She’s a sprite, whirling wisps of energy, even while sitting perfectly still on the the overstuffed parlor couch. Her pixie hairdo, maybe that’s it, like Audrey Hepburn, no, Shirley MacLaine, her Irma La Douce phase, eyes always in motion. She’s a sprite.
“I’m sixty” she says with some pride. “I used to be fat, too, so I know how hard this is. I lost forty-five pounds.”
I look at her tiny waist, wrapped in a kind of translucent purple flower-printed non-trendy post-hippie overblouse, green Danskin underneath clinging to her fatless middle.
“You look great,” I say. What else can a person say when confronted with such triumphant talk? She did look great. Her face was the face of a fifty-year-old, at least from five feet away — pretty but sagging a bit, no work, no Beverly Hills knifings and tuckings, although auburn highlights did light up the unnaturally dark pixie do.

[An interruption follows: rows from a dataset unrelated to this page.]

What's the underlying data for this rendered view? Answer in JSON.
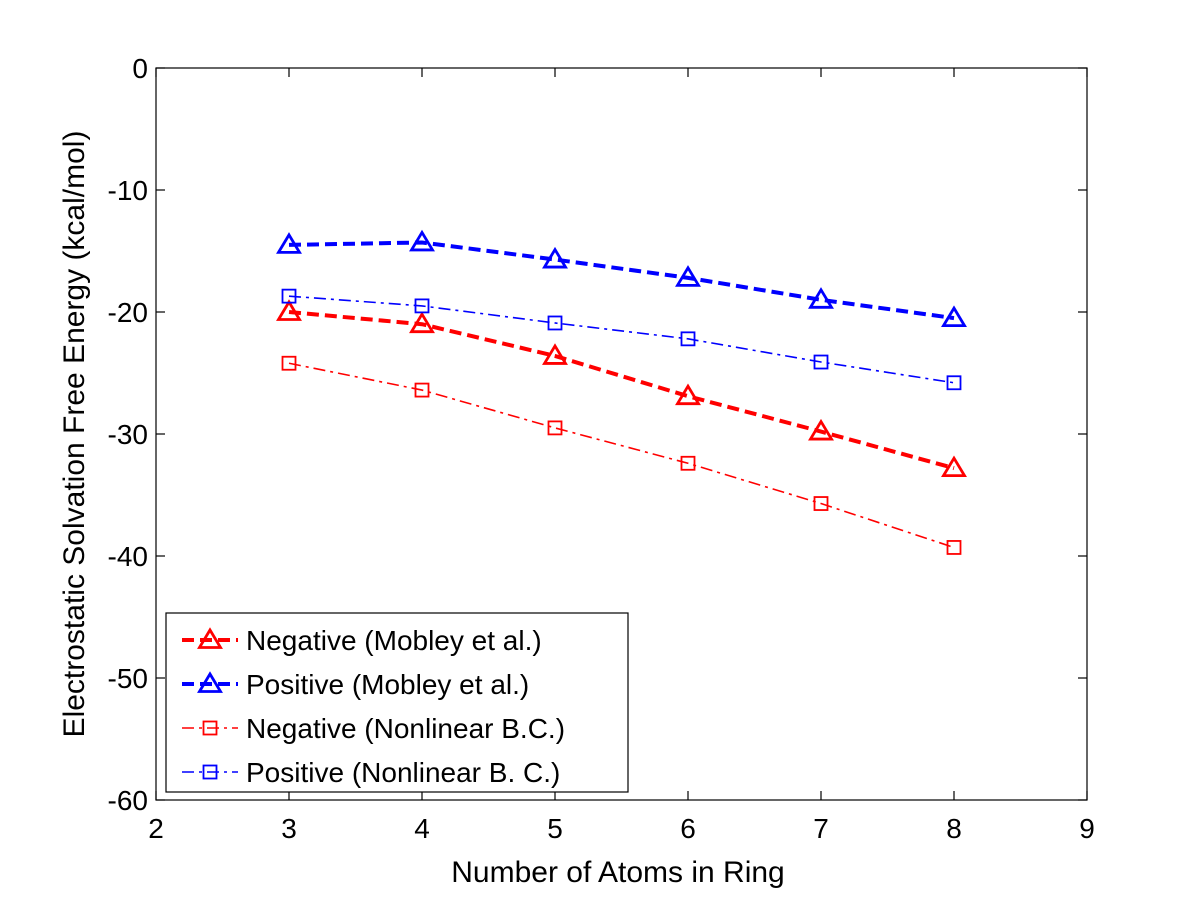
{
  "chart_data": {
    "type": "line",
    "title": "",
    "xlabel": "Number of Atoms in Ring",
    "ylabel": "Electrostatic Solvation Free Energy (kcal/mol)",
    "xlim": [
      2,
      9
    ],
    "ylim": [
      -60,
      0
    ],
    "x_ticks": [
      2,
      3,
      4,
      5,
      6,
      7,
      8,
      9
    ],
    "y_ticks": [
      0,
      -10,
      -20,
      -30,
      -40,
      -50,
      -60
    ],
    "grid": false,
    "legend_position": "bottom-left",
    "x": [
      3,
      4,
      5,
      6,
      7,
      8
    ],
    "series": [
      {
        "name": "Negative (Mobley et al.)",
        "values": [
          -20.0,
          -21.0,
          -23.6,
          -26.9,
          -29.8,
          -32.8
        ],
        "color": "#ff0000",
        "marker": "triangle",
        "line_style": "dashed"
      },
      {
        "name": "Positive (Mobley et al.)",
        "values": [
          -14.5,
          -14.3,
          -15.7,
          -17.2,
          -19.0,
          -20.5
        ],
        "color": "#0000ff",
        "marker": "triangle",
        "line_style": "dashed"
      },
      {
        "name": "Negative (Nonlinear B.C.)",
        "values": [
          -24.2,
          -26.4,
          -29.5,
          -32.4,
          -35.7,
          -39.3
        ],
        "color": "#ff0000",
        "marker": "square",
        "line_style": "dash-dot"
      },
      {
        "name": "Positive (Nonlinear B. C.)",
        "values": [
          -18.7,
          -19.5,
          -20.9,
          -22.2,
          -24.1,
          -25.8
        ],
        "color": "#0000ff",
        "marker": "square",
        "line_style": "dash-dot"
      }
    ]
  }
}
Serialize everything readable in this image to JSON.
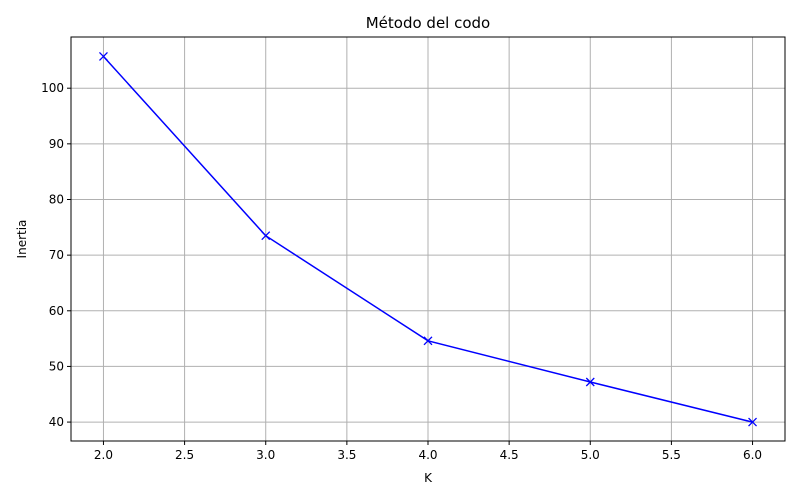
{
  "chart_data": {
    "type": "line",
    "title": "Método del codo",
    "xlabel": "K",
    "ylabel": "Inertia",
    "xlim": [
      1.8,
      6.2
    ],
    "ylim": [
      36.6,
      109.2
    ],
    "xticks": [
      2.0,
      2.5,
      3.0,
      3.5,
      4.0,
      4.5,
      5.0,
      5.5,
      6.0
    ],
    "xtick_labels": [
      "2.0",
      "2.5",
      "3.0",
      "3.5",
      "4.0",
      "4.5",
      "5.0",
      "5.5",
      "6.0"
    ],
    "yticks": [
      40,
      50,
      60,
      70,
      80,
      90,
      100
    ],
    "ytick_labels": [
      "40",
      "50",
      "60",
      "70",
      "80",
      "90",
      "100"
    ],
    "grid": true,
    "series": [
      {
        "x": [
          2,
          3,
          4,
          5,
          6
        ],
        "y": [
          105.7,
          73.5,
          54.6,
          47.2,
          40.0
        ],
        "color": "#0000ff",
        "marker": "x",
        "line_style": "solid"
      }
    ]
  }
}
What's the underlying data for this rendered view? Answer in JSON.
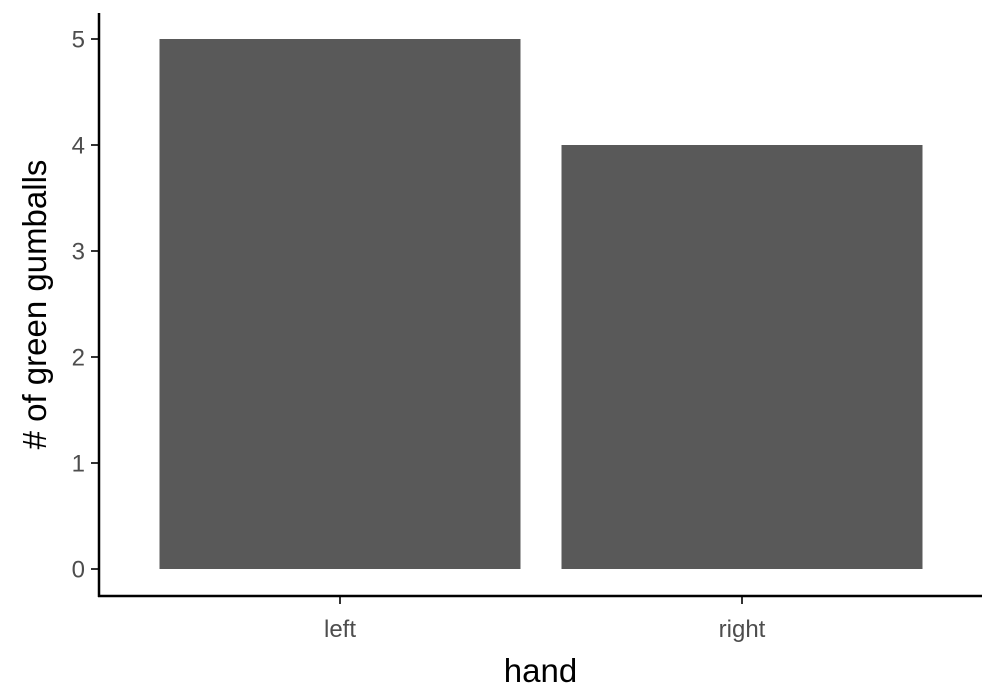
{
  "chart_data": {
    "type": "bar",
    "categories": [
      "left",
      "right"
    ],
    "values": [
      5,
      4
    ],
    "title": "",
    "xlabel": "hand",
    "ylabel": "# of green gumballs",
    "ylim": [
      0,
      5.25
    ],
    "yticks": [
      0,
      1,
      2,
      3,
      4,
      5
    ],
    "grid": false,
    "legend": "none",
    "colors": {
      "bar": "#595959",
      "axis": "#000000",
      "tick_text": "#4d4d4d",
      "background": "#ffffff"
    }
  }
}
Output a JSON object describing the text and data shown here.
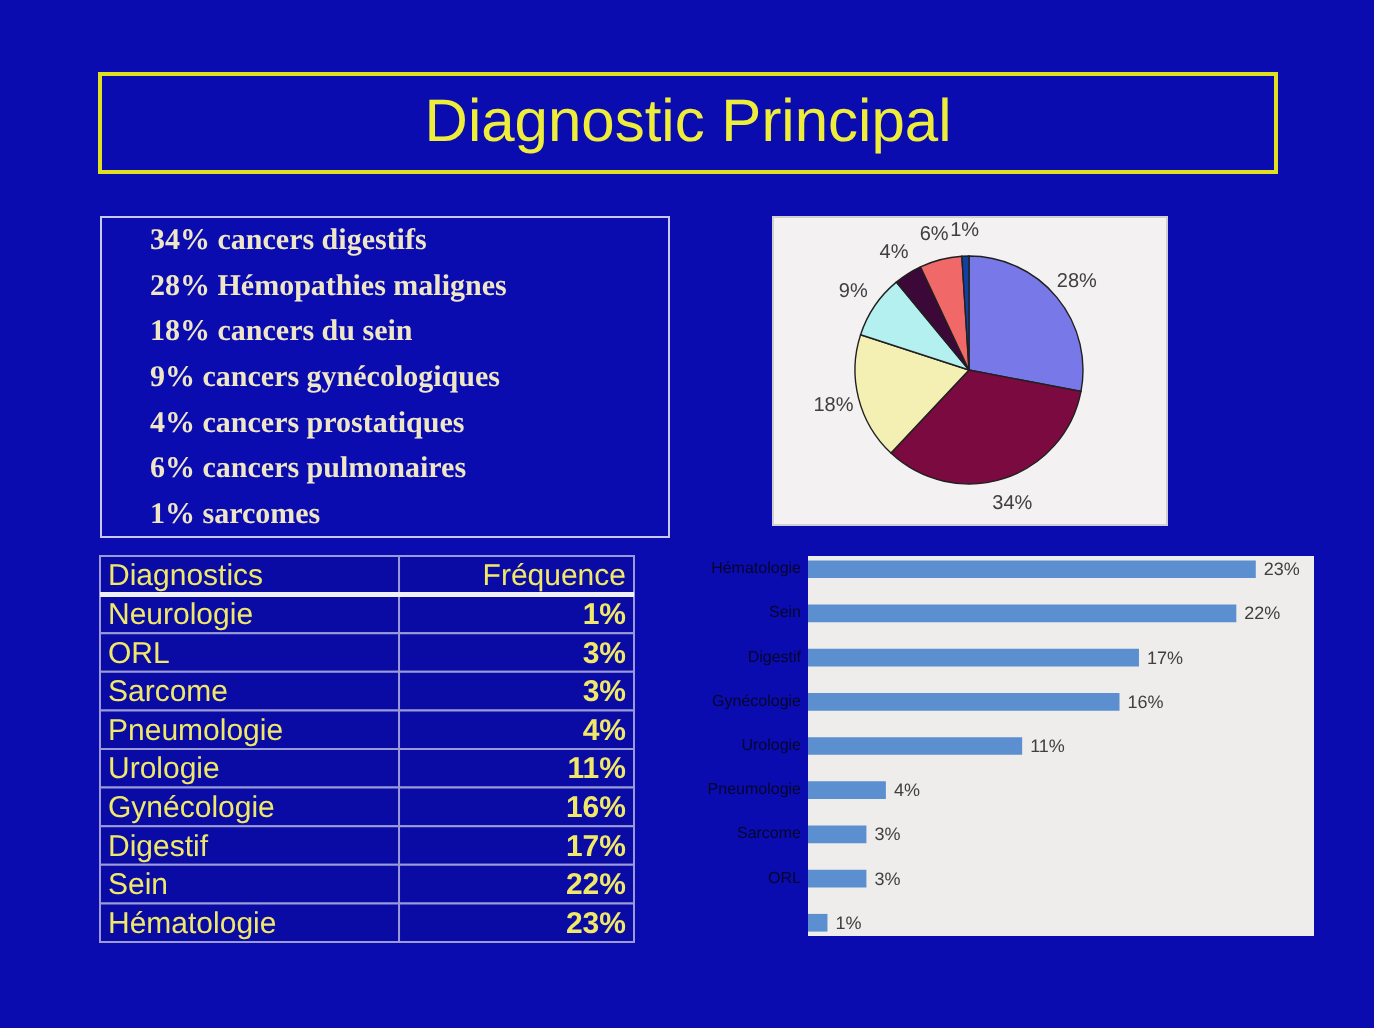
{
  "chart_data": [
    {
      "type": "other",
      "title": "Diagnostic Principal"
    },
    {
      "type": "other",
      "annotations": [
        "34% cancers digestifs",
        "28% Hémopathies malignes",
        "18% cancers du sein",
        "9% cancers gynécologiques",
        "4% cancers prostatiques",
        "6% cancers pulmonaires",
        "1% sarcomes"
      ]
    },
    {
      "type": "pie",
      "values": [
        28,
        34,
        18,
        9,
        4,
        6,
        1
      ],
      "colors": [
        "#7878e8",
        "#7a0a40",
        "#f4f0b4",
        "#b4f0f0",
        "#3c0838",
        "#f06868",
        "#1040a0"
      ],
      "value_labels": [
        "28%",
        "34%",
        "18%",
        "9%",
        "4%",
        "6%",
        "1%"
      ]
    },
    {
      "type": "other",
      "annotations": [
        "Diagnostics",
        "Fréquence"
      ],
      "categories": [
        "Neurologie",
        "ORL",
        "Sarcome",
        "Pneumologie",
        "Urologie",
        "Gynécologie",
        "Digestif",
        "Sein",
        "Hématologie"
      ],
      "value_labels": [
        "1%",
        "3%",
        "3%",
        "4%",
        "11%",
        "16%",
        "17%",
        "22%",
        "23%"
      ]
    },
    {
      "type": "bar",
      "orientation": "horizontal",
      "categories": [
        "Hématologie",
        "Sein",
        "Digestif",
        "Gynécologie",
        "Urologie",
        "Pneumologie",
        "Sarcome",
        "ORL",
        null
      ],
      "values": [
        23,
        22,
        17,
        16,
        11,
        4,
        3,
        3,
        1
      ],
      "color": "#5b8fd0",
      "value_labels": [
        "23%",
        "22%",
        "17%",
        "16%",
        "11%",
        "4%",
        "3%",
        "3%",
        "1%"
      ],
      "tick_labels": "y"
    }
  ]
}
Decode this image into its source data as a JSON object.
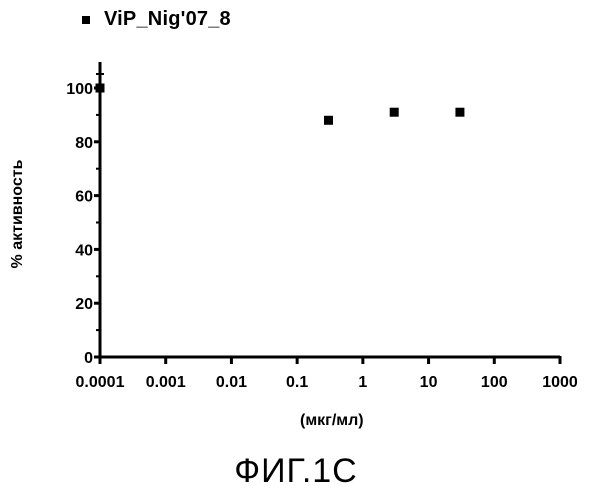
{
  "chart_data": {
    "type": "scatter",
    "xscale": "log",
    "xlim": [
      0.0001,
      1000
    ],
    "ylim": [
      0,
      100
    ],
    "xlabel": "(мкг/мл)",
    "ylabel": "% активность",
    "xticks": [
      "0.0001",
      "0.001",
      "0.01",
      "0.1",
      "1",
      "10",
      "100",
      "1000"
    ],
    "yticks": [
      "0",
      "20",
      "40",
      "60",
      "80",
      "100"
    ],
    "legend_position": "top-left",
    "series": [
      {
        "name": "ViP_Nig'07_8",
        "color": "#000000",
        "marker": "square",
        "x": [
          0.0001,
          0.3,
          3,
          30
        ],
        "y": [
          100,
          88,
          91,
          91
        ]
      }
    ]
  },
  "caption": "ФИГ.1С"
}
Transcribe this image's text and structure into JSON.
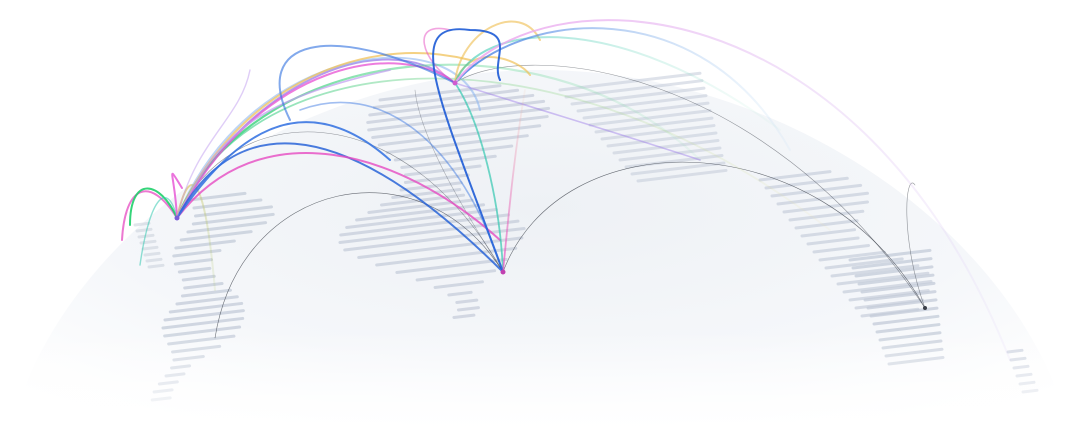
{
  "colors": {
    "background": "#ffffff",
    "globe_fill": "#f3f5f8",
    "land_dash": "#c3cbd8",
    "thin_arc": "#3a3f48"
  },
  "palette": {
    "pink": "#e64bc2",
    "magenta": "#e85bd6",
    "green": "#1fcf6a",
    "teal": "#35c8b0",
    "blue": "#2f6fe0",
    "royal": "#1d5bd6",
    "yellow": "#f0c25a",
    "lilac": "#c09cf0",
    "orchid": "#eea6ee",
    "sky": "#8fb8f0",
    "violet": "#9b7be8"
  },
  "hubs": [
    "hub-left",
    "hub-center-top",
    "hub-center",
    "hub-right"
  ]
}
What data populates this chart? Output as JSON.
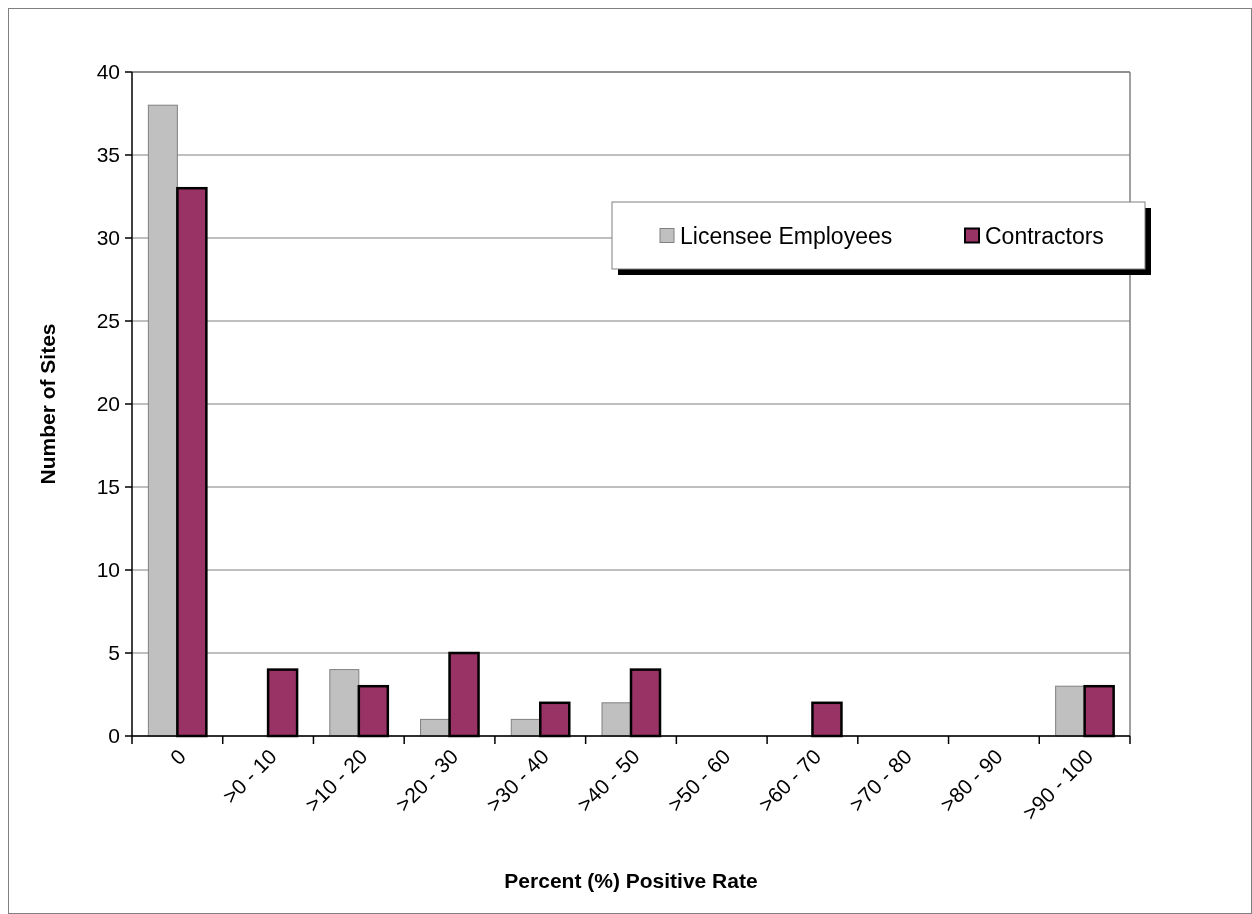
{
  "chart_data": {
    "type": "bar",
    "xlabel": "Percent (%) Positive Rate",
    "ylabel": "Number of Sites",
    "categories": [
      "0",
      ">0 - 10",
      ">10 - 20",
      ">20 - 30",
      ">30 - 40",
      ">40 - 50",
      ">50 - 60",
      ">60 - 70",
      ">70 - 80",
      ">80 - 90",
      ">90 - 100"
    ],
    "series": [
      {
        "name": "Licensee Employees",
        "color": "#c0c0c0",
        "values": [
          38,
          0,
          4,
          1,
          1,
          2,
          0,
          0,
          0,
          0,
          3
        ]
      },
      {
        "name": "Contractors",
        "color": "#993366",
        "values": [
          33,
          4,
          3,
          5,
          2,
          4,
          0,
          2,
          0,
          0,
          3
        ]
      }
    ],
    "ylim": [
      0,
      40
    ],
    "yticks": [
      0,
      5,
      10,
      15,
      20,
      25,
      30,
      35,
      40
    ],
    "grid": "y",
    "legend": "top right"
  }
}
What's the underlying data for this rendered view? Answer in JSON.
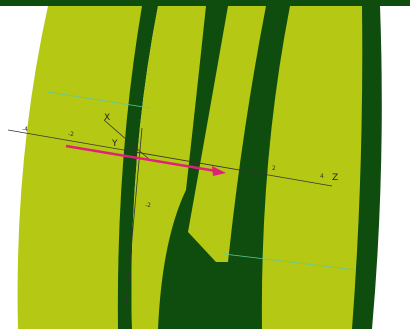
{
  "scene": {
    "axis_labels": [
      "X",
      "Y",
      "Z"
    ],
    "tick_labels": [
      "-4",
      "-2",
      "-2",
      "2",
      "4"
    ]
  }
}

“We need to break through,” she says. “We are trying to use your mind to reprogram your brain,” she says.
Her energy feels random, almost desperate to please, to win, to help me. It’s been a month now since I called, talk about desperation, another cycle of weight gain and weight loss and gain again, and even worse, the blackness that follows the wild ride, the ‘fuck-it,” the why-bother? fuck you, fuck the world, who cares if my clothes fit anyway?
In this familiar trough, I encounter Shelley, my landscape consultant and wholesale exotic plant lady. Shelley seems to have dwindled her fatness into nothingness. My God, girl, what happened? She drops the bread-crumb to Stephanie, the sprite, the hypnotist, in whose living room I now sit.
I don’t know what I was expecting, something occult, like the bookstores that sell Edgar Cayce, look deep into my eyes, follow the pendulum, you’re going into a trance, blah blah, like in the movies? Instead, she’s on a sales frenzy of scientific credentialism, name dropping institutes and professors and research studies, and UCLA over and over, driving home the point that she knows what she is doing, and that all of this business I’m paying her for will work.
Only it hasn’t.
Nearly two months into this, and I’m exactly the same weight.
I’m still at it however, I’m fascinated. As with any practitioner of the specialized arts that I have hired, one must be fascinated. Also, one must master the art of surrender.
I am sitting by a calm blue swimming pool with Michael, a big-time Enneagram aficionado — the ones who say, “Oh, he’s such a three and you stare, baffled, no idea what a three is, no matter how many times it’s explained.
“I am just not drawn to these systems,” I say, “I never remember anything about my number…or my sign…or my type. How can everybody be divided up into…into bins like that?”
“How about those 12 Steps?” he asks, “Aren’t you drawn to them?” A breeze from the redwoods above nudges a few new ripples on the surface of the cracked turquoise pool at Michael’s foot.
Immediately I know he’s got me. Yes, that’s a system that works for me, it’s a system that tells me that I don’t have all the answers, a system that let’s me surrender to whomever I decide at a given moment is my higher power, whether it is my yoga teacher, my meditation leader, my neuro muscular therapist, my nutritionist, my psychologist, shaman, chiropractor, acupuncturist, masseur, masseuse, reiki practitioner, sacred intimate, life coach, sex coach, christ, my homeopathic cardiologist — when I tell this shit to my friends back east they just say, Jesus, you Californians, Christ, woo-woo west coasters. I guess I am.
I look up at Stephanie. Her brow is knitted and she has brought her manicured hands to a praying position in front of her chest. She leans towards me.
“Do you want to lose weight, Nick?” she asks. “You cannot do this if you don’t really want it.” The house holds its breath, waiting.
“I guess so,” I say. She raises an eyebrow. A vase of star lilies on the table between distracts me for the slightest moment with their insistent fragrance.
“No, I do, I am tired of the tight clothes and the shame.”
The house breathes out with a creak.
“You’re a rebellious little 13-year old, you know?” she says.
This isn’t working, I think. It’s voodoo, snake oil, like the Ouija board. Faith as its own reward, like a new religion, like they all are. I just want to flee from the burning building, screaming into the night, “let me alone” and hope that the fires melt the fat away with only a little pain, no effort, automatic, a celestial visitation, please may I have one with a slice of pie?
“For some reason, I can’t even listen to the CDs you give me, and when I do, I fall asleep before you even get to the good stuff. I don’t think I’ve heard anything on those CDs.”
I look over at the elaborate recording equipment, a CD burner and earphones and these weird light-emitting frames that she’ll slip over my closed eyes like interplanetary sunglasses.
“Why don’t we try another approach. Let’s work on that rebelliousness,” she says, her smile reminding me that she was once an actor, studied at the Actor’s Studio. I am the audience, she wants me to applaud.
“OK, let’s do it,” I pick up the glasses and the earphones and lean back against the soft cushion behind me.